Be honest with yourself, diplomatic with others.

Do not go crazy a lot. It's a waste of time.

Read and reread great books.

Dig a hole with a shovel.

In winter, before you go to bed, humidify your bedroom.

Know that the only perfect things are a 300 game in bowling and a
27-batter, 27-out game in baseball.

Drink plenty of water. When asked what you would like to drink,
say, "Water, please."

Ask "Where is the loo?" but not "Where can I urinate?"

Be kind to physical objects.

Beginning at age forty, get a complete "physical" every few years
from a doctor you trust and feel comfortable with.

Don't read the newspaper more than once a year.

Learn how to say "hello," "thank you," and "chopsticks"
in Mandarin.

Belch and fart, but quietly.

Be especially cordial to foreigners.

See shadow puppet plays and imagine that you are one of the
characters. Or all of them.

Take out the trash.

Love life.

Use exact change.

When there's shooting in the street, don't go near the window.
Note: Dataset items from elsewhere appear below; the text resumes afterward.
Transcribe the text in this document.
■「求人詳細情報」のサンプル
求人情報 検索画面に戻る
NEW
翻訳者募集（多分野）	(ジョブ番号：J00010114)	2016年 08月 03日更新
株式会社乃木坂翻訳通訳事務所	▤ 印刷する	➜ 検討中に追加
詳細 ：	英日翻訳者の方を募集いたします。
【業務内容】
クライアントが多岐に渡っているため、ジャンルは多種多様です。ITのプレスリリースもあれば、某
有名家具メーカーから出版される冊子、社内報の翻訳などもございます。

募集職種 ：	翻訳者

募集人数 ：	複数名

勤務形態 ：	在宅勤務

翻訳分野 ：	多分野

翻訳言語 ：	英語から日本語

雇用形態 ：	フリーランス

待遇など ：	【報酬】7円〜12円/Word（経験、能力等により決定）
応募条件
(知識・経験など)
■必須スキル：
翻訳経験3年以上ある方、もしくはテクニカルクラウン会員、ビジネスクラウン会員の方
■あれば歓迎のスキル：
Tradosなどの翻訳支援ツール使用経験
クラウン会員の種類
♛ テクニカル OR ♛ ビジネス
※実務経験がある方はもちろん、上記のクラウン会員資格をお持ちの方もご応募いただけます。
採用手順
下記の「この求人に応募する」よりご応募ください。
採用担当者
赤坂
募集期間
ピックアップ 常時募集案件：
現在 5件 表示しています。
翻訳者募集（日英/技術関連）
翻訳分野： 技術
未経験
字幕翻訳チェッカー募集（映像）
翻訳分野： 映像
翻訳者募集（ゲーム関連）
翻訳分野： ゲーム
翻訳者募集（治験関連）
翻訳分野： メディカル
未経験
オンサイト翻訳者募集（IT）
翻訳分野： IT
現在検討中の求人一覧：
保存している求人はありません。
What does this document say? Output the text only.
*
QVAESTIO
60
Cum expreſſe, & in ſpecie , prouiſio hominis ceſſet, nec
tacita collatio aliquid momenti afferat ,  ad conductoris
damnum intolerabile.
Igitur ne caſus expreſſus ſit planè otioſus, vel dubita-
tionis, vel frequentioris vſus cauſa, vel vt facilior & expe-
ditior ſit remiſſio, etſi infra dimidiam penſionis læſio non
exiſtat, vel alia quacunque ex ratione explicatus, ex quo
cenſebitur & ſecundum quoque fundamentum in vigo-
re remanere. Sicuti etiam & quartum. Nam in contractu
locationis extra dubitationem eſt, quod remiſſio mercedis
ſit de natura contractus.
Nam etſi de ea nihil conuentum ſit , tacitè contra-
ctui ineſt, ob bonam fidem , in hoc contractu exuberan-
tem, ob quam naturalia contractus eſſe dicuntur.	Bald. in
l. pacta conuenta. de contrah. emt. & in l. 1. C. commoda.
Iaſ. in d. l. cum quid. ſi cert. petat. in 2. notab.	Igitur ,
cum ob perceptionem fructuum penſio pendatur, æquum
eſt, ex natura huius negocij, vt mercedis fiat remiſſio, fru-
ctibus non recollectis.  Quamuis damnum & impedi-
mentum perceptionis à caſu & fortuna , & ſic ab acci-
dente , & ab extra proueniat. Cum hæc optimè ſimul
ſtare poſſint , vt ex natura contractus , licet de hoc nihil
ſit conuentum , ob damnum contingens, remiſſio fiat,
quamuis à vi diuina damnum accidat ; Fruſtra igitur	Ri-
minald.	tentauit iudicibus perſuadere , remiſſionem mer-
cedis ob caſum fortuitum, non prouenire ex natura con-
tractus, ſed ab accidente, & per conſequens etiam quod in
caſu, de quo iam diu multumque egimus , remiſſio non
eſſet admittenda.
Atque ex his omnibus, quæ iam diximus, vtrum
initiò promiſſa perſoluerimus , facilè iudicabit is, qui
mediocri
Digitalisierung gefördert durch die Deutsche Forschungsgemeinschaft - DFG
I'd only like to add two things: 
         I can't agree with Padgett's line about beauty existing and truth not existing. ("Remember beauty, which exists, and truth, which does not. Notice/that the idea of truth is just as powerful as the idea of beauty.") I know now that I will always believe truth exists, and that beauty and truth are somehow connected in a way I want to understand, but that is currently beyond me. Maybe this blog is a way of searching that out.
         Secondly, that sobering last line, "When there's shooting in the street, don't go near the window." How interesting that Padgett uses when and not if. It's as if he assumes his entire audience lives in a violent neighborhood--as if he is gently saying, "Yes, there will be shooting, there will be unexpected hurt, there will be numbingly painful happenings in this life. But when they occur, don't go near the window, don't let your curiosity, or concern, or fear, draw you closer than you should be, don't let it put you in range of stray bullets, don't put yourself at extra risk when you can do nothing to help the hurting person." A hard, but a true admonishment, I think. Maybe it is that moment of accepting temporary helplessness and inadequacy to be the hero, that moment of seeing and accepting yourself as you are--a blood and bone human, living a brief, bright, vulnerable existence next to millions of other brief, bright beings--that Padgett is getting at in his last instruction toward how to be perfect.